There is a serious problem with codeine addiction in Malaysia, and thus the presence of other psychotropic substances for free sale effectively leads to a child drug addiction epidemic. Kratom seller Azvirr Hassan reports that he boils up to 30 kg of leaves per day, with portions mainly purchased by students and schoolchildren. Kratom is used in Malaysia in the same ways as in Thailand, including chewing, tea, and smoking.

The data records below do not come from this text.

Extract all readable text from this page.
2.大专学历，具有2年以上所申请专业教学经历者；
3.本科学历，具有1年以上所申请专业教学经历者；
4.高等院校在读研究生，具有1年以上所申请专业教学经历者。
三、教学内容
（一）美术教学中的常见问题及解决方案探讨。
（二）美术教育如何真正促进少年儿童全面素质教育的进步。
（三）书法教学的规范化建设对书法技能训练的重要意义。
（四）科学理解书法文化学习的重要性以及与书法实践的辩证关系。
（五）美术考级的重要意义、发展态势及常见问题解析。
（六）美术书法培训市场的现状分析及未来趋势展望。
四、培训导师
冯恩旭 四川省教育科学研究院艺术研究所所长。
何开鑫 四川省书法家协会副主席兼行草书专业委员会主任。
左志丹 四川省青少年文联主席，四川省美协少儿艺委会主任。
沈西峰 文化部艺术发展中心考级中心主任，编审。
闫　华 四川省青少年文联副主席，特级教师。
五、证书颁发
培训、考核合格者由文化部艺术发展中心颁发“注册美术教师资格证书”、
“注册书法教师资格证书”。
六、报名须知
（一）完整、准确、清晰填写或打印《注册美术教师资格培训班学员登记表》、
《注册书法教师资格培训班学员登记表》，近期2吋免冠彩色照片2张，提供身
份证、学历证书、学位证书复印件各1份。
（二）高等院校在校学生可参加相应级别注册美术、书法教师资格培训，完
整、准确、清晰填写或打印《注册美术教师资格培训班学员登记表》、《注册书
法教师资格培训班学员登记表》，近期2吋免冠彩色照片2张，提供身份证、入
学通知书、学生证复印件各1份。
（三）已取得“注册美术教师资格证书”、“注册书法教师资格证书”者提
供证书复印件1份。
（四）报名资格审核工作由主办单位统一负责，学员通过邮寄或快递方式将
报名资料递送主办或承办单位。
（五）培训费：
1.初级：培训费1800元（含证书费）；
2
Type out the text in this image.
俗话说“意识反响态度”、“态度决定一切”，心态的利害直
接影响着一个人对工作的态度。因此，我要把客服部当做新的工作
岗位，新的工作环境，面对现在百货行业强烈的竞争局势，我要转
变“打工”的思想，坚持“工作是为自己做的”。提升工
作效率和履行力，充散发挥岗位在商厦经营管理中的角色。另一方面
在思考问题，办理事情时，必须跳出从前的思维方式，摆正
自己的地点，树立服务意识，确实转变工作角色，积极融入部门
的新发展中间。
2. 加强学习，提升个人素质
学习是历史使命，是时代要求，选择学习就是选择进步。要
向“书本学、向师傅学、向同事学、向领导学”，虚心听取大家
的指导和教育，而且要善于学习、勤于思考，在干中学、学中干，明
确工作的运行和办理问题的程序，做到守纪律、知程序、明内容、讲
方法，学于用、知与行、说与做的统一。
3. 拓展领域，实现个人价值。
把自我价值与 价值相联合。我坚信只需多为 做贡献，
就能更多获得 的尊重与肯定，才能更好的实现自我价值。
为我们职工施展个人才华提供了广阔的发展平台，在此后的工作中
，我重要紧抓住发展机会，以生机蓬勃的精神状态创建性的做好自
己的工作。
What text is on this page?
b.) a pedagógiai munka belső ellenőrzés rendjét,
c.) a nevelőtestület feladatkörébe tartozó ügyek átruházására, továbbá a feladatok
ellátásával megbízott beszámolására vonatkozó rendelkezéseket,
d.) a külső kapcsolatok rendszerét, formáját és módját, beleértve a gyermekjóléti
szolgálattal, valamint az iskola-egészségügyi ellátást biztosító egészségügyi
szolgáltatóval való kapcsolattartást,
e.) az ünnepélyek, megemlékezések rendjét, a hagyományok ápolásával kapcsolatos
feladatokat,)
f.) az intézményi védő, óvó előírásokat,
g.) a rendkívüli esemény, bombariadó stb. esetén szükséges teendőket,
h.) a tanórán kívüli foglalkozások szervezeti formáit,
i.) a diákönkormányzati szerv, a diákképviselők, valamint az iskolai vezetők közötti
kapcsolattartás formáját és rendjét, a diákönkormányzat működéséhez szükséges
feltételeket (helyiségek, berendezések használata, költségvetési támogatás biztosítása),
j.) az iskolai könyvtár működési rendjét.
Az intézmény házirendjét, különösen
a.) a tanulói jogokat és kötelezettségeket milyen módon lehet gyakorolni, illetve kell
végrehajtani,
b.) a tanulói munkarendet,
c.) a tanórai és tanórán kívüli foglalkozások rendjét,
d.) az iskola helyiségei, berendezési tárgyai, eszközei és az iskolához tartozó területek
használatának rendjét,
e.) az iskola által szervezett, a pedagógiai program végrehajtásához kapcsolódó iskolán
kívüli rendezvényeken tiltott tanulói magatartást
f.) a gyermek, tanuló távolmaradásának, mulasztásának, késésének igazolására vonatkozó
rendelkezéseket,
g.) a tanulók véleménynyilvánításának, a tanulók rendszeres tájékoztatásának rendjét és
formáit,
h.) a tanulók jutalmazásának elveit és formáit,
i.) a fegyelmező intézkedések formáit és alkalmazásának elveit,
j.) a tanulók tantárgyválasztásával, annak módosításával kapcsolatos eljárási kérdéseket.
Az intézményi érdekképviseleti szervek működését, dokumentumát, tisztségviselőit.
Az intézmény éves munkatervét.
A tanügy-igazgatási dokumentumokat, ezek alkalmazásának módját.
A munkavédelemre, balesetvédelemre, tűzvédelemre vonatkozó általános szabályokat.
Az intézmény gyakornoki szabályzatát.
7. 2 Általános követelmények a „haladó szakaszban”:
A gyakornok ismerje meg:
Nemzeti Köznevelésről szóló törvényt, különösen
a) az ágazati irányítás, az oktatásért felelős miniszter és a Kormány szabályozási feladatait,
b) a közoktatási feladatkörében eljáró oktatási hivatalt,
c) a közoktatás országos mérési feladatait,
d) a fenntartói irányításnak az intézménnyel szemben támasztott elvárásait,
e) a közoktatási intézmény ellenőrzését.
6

An article titled "Ketum Abuse", published in a Malaysian newspaper in 2005, mentioned several unusual methods of use: mixing the leaves with dried cow dung and tobacco and subsequently smoking the mixture through a cigarette or a special device made on the principle of an Eastern hookah (a similar method was used by ancient Arabs for smoking hashish through a hookah when they mixed hashish with dried camel dung and then smoked it through a hookah). The leaves are mixed with dried coconut, ginger, onion, nutmeg, and lime, all of which is rolled into a homogeneous mass and applied to a wild pepper leaf, then chewed like the areca palm leaf (another method of preparing a similar mixture not from Kratom, but from the resin and nuts of the areca palm, which grows in a similar range to Kratom, is currently widespread in India, and the final product is often called by the name of the palm - betel). It is highly likely that Kratom may be prepared in a similar way to betel, however, there are some doubts about smoking with feces.
Malaysian healers use Kratom as a circulation enhancer (slightly thinning the blood), stimulant, cough suppressant, and homeopathic remedy in the fight against diabetes. A study conducted by the Ministry of Health in Malaysia showed that many residents used Kratom to alleviate heroin and morphine addiction, and according to respondent reports, many have achieved success. The results of this study greatly influenced the Malaysian government's decision not to ban Kratom, but to limit its consumption to 1 ringgit (the dose of ketum allowed for sale per person).
Although Kratom grows throughout Southeast Asia, there is clear evidence of its use in other places as well. The Kingdom of Myanmar has recognized Kratom as illegal, indicating the plant's familiarity in Burmese culture. There is no data on any traditional use of Kratom in Indonesia, although it grows there almost more often than in Thailand.